While Otago schools continue to fill their teaching vacancies with relative ease, the region's principals are concerned at a looming teacher shortage.

Otago schools were in line with the Ministry of Education's Monitoring Teacher Supply report which surveyed almost 2500 New Zealand primary and secondary schools.

It found the number of staffing vacancies at the start of this year was just 0.8% of all teaching jobs.

The proportion of vacancies for secondary schools was the lowest recorded since 2000, the report said.

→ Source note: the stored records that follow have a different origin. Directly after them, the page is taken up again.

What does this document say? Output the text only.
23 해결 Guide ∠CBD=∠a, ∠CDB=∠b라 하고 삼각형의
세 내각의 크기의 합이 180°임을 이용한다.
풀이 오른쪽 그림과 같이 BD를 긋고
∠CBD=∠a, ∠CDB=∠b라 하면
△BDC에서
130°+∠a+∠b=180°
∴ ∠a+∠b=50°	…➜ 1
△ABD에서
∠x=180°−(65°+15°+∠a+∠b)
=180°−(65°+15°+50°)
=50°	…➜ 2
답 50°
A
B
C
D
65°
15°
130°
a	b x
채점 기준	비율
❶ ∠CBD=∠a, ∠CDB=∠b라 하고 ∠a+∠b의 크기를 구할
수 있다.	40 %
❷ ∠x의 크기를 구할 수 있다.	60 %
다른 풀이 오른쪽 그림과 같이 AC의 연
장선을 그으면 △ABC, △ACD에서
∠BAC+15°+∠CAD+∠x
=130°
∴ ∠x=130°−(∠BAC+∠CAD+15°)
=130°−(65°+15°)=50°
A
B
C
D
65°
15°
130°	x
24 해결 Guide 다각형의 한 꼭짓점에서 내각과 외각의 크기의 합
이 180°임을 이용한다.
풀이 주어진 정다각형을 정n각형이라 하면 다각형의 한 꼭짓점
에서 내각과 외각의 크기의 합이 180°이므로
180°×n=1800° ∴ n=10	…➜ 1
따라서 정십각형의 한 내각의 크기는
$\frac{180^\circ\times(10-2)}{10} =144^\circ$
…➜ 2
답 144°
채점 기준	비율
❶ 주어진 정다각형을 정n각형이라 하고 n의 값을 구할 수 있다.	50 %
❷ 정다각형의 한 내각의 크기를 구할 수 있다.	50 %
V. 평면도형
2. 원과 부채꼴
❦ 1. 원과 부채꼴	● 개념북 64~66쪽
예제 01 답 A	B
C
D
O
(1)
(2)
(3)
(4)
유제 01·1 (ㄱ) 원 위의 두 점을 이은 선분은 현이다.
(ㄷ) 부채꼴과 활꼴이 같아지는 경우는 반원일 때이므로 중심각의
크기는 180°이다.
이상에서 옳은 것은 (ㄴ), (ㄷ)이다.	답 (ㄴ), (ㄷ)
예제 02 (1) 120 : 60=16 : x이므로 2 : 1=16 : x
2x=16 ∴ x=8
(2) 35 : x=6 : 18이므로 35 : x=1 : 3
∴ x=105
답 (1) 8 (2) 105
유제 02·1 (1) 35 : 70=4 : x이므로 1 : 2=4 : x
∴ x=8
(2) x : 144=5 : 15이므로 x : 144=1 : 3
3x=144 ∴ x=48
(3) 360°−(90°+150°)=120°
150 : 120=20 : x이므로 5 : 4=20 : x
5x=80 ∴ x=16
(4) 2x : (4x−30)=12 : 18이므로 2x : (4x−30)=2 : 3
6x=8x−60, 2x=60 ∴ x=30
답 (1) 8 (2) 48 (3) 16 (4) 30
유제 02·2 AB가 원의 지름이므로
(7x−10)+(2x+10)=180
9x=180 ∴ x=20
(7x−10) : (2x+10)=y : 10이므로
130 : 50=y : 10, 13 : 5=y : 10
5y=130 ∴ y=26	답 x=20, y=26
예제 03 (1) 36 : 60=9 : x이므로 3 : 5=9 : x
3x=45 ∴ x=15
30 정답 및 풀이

At secondary schools, the subject areas with the highest vacancies were English (17.5% of all secondary vacancies), technology (14.4%) and Maori (including 8.2% in Te Reo Maori and 4% in Maori medium/bilingual).

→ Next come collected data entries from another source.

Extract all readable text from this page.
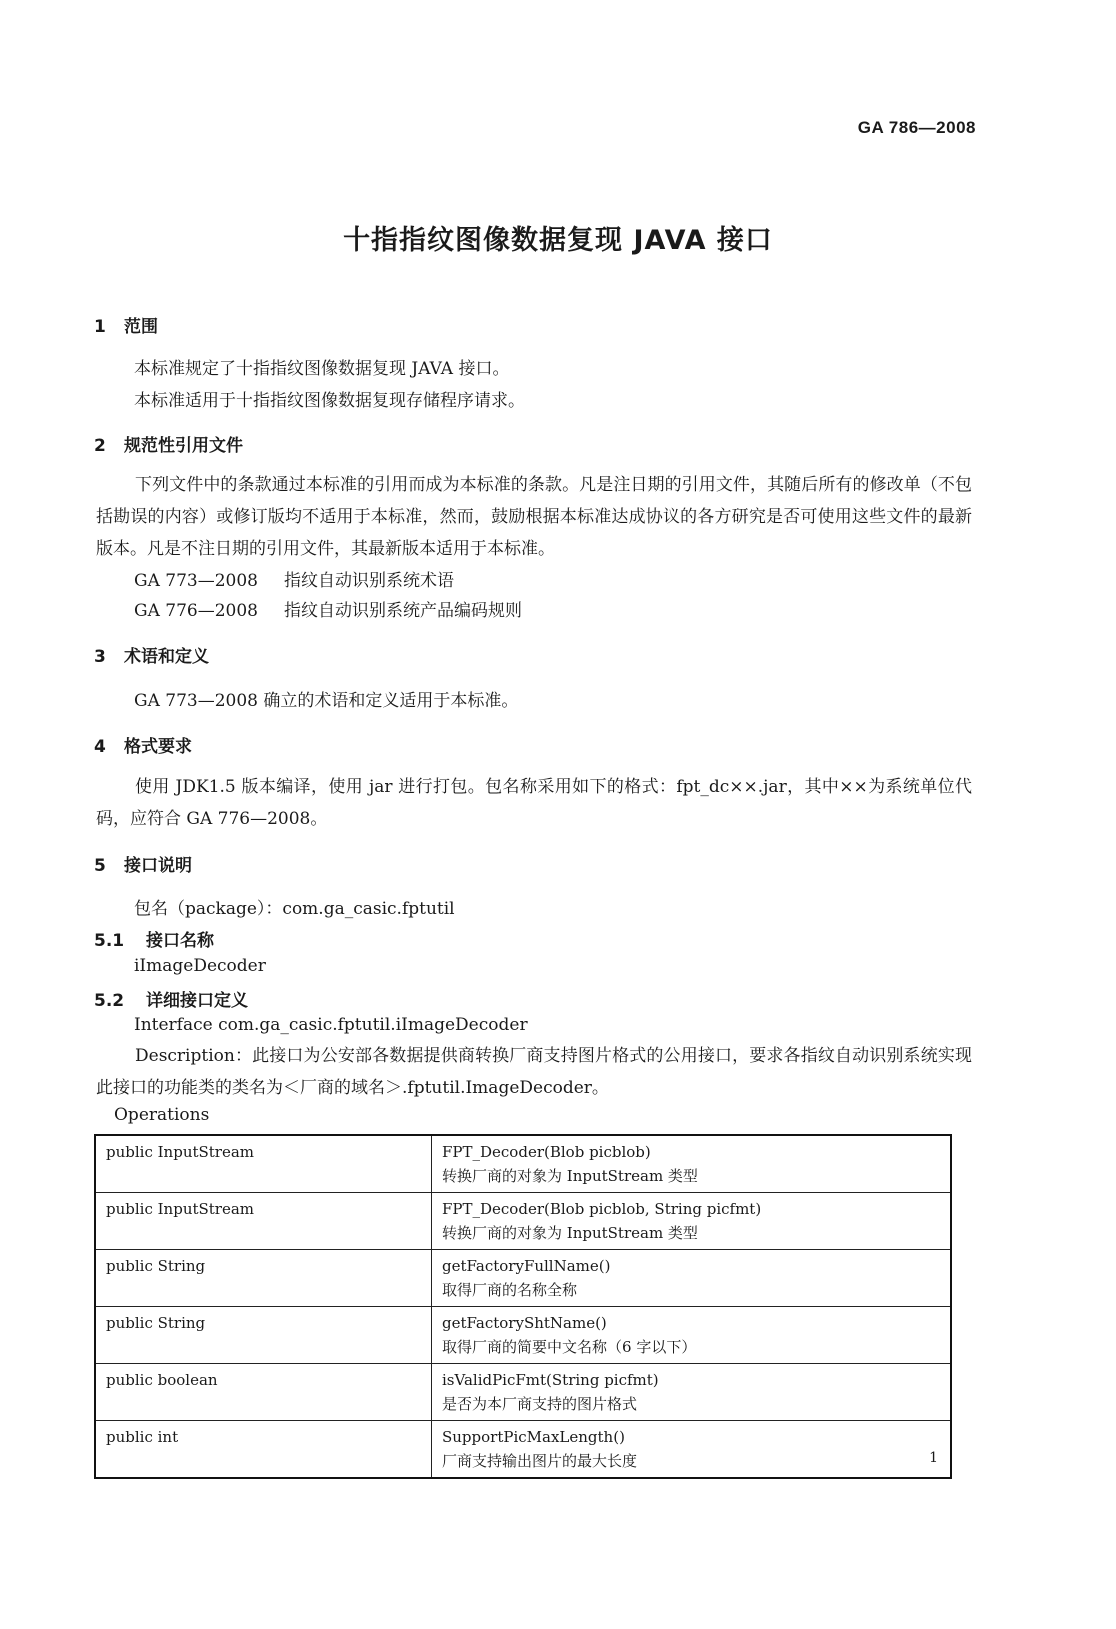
GA 786—2008
十指指纹图像数据复现 JAVA 接口
1 范围
本标准规定了十指指纹图像数据复现 JAVA 接口。
本标准适用于十指指纹图像数据复现存储程序请求。
2 规范性引用文件
下列文件中的条款通过本标准的引用而成为本标准的条款。凡是注日期的引用文件，其随后所有的修改单（不包括勘误的内容）或修订版均不适用于本标准，然而，鼓励根据本标准达成协议的各方研究是否可使用这些文件的最新版本。凡是不注日期的引用文件，其最新版本适用于本标准。
GA 773—2008 指纹自动识别系统术语
GA 776—2008 指纹自动识别系统产品编码规则
3 术语和定义
GA 773—2008 确立的术语和定义适用于本标准。
4 格式要求
使用 JDK1.5 版本编译，使用 jar 进行打包。包名称采用如下的格式：fpt_dc××.jar，其中××为系统单位代码，应符合 GA 776—2008。
5 接口说明
包名（package）：com.ga_casic.fptutil
5.1 接口名称
iImageDecoder
5.2 详细接口定义
Interface com.ga_casic.fptutil.iImageDecoder
Description：此接口为公安部各数据提供商转换厂商支持图片格式的公用接口，要求各指纹自动识别系统实现此接口的功能类的类名为＜厂商的域名＞.fptutil.ImageDecoder。
Operations
public InputStream	FPT_Decoder(Blob picblob)
转换厂商的对象为 InputStream 类型

public InputStream	FPT_Decoder(Blob picblob, String picfmt)
转换厂商的对象为 InputStream 类型

public String	getFactoryFullName()
取得厂商的名称全称

public String	getFactoryShtName()
取得厂商的简要中文名称（6 字以下）

public boolean	isValidPicFmt(String picfmt)
是否为本厂商支持的图片格式

public int	SupportPicMaxLength()
厂商支持输出图片的最大长度	1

The proportion of vacancies at primary schools remained at 0.7% - the same level as recorded for the past three years.

The number of re-advertised "hard-to-staff" positions had also dropped from 0.5% in 2008 to 0.3% in 2009.

Again, the decrease was due to a drop in the secondary sector from 0.7% to 0.4%, while re-advertised positions at primary schools remained the same as the previous year (0.3%).

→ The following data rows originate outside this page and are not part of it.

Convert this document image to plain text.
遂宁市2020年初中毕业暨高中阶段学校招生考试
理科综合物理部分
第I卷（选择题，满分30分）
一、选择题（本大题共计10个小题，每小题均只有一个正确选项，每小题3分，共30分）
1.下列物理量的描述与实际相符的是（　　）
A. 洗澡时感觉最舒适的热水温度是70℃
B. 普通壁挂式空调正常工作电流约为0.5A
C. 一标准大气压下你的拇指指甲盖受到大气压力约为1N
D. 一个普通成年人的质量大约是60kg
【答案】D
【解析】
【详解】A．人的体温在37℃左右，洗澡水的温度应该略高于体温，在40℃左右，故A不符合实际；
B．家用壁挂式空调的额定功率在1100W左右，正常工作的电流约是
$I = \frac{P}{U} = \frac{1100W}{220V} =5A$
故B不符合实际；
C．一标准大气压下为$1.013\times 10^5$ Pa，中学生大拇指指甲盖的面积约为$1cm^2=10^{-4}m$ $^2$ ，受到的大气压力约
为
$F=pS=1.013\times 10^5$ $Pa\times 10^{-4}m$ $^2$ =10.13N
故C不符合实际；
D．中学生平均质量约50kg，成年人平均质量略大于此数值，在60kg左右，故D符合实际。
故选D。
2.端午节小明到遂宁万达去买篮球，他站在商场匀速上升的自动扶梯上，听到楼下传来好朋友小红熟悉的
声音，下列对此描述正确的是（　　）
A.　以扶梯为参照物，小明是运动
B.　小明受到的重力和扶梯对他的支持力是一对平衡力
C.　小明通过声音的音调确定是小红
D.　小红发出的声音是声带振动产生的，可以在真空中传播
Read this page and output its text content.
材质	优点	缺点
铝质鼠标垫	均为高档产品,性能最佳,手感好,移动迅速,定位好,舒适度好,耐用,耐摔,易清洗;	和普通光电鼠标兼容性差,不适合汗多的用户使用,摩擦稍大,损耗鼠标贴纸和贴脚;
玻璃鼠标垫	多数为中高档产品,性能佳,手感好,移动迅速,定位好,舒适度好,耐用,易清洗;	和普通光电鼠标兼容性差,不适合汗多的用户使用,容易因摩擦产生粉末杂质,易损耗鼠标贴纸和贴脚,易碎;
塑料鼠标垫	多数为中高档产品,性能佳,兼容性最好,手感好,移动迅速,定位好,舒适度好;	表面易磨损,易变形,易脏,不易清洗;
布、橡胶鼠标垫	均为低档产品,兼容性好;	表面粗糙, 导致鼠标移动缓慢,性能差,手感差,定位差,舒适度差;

However, Otago Primary Principals Association president Steve Hayward was worried the surplus of reserve teachers would soon come to an end.

Mr Hayward said Otago primary schools, in recent years, had had a lot of quality applicants for their jobs because the University of Otago College of Education was on their back doorstep.

Yet, the birth rate was increasing again in Otago which was flooding primary schools with more pupils, and the ministry was planning to lower the teacher-pupil ratios which meant there would be one teacher for every 15 new entrants, one for every 23 year 2-3 pupils and one for every 29 pupils in years 4-8.

The situation would create more job vacancies and might even create a shortage of primary teachers in the region, he said.

Otago Secondary Principals Association chairman Philip Craigie said the situation with secondary schools was a contrast to that of primary schools.

Although the average age of secondary teachers was about 50, with many due for retirement in the next decade, Mr Craigie was not concerned about supply.

"Secondary rolls are starting to fall, so teaching positions are being taken away rather than created.

"There will be fewer teachers required so we shouldn't be too bad for the foreseeable future," he said.

The report said teacher supply remained a focus for the Ministry of Education, which needed to ensure schools had sufficient numbers of teachers.

The teacher supply situation would continue to be closely monitored.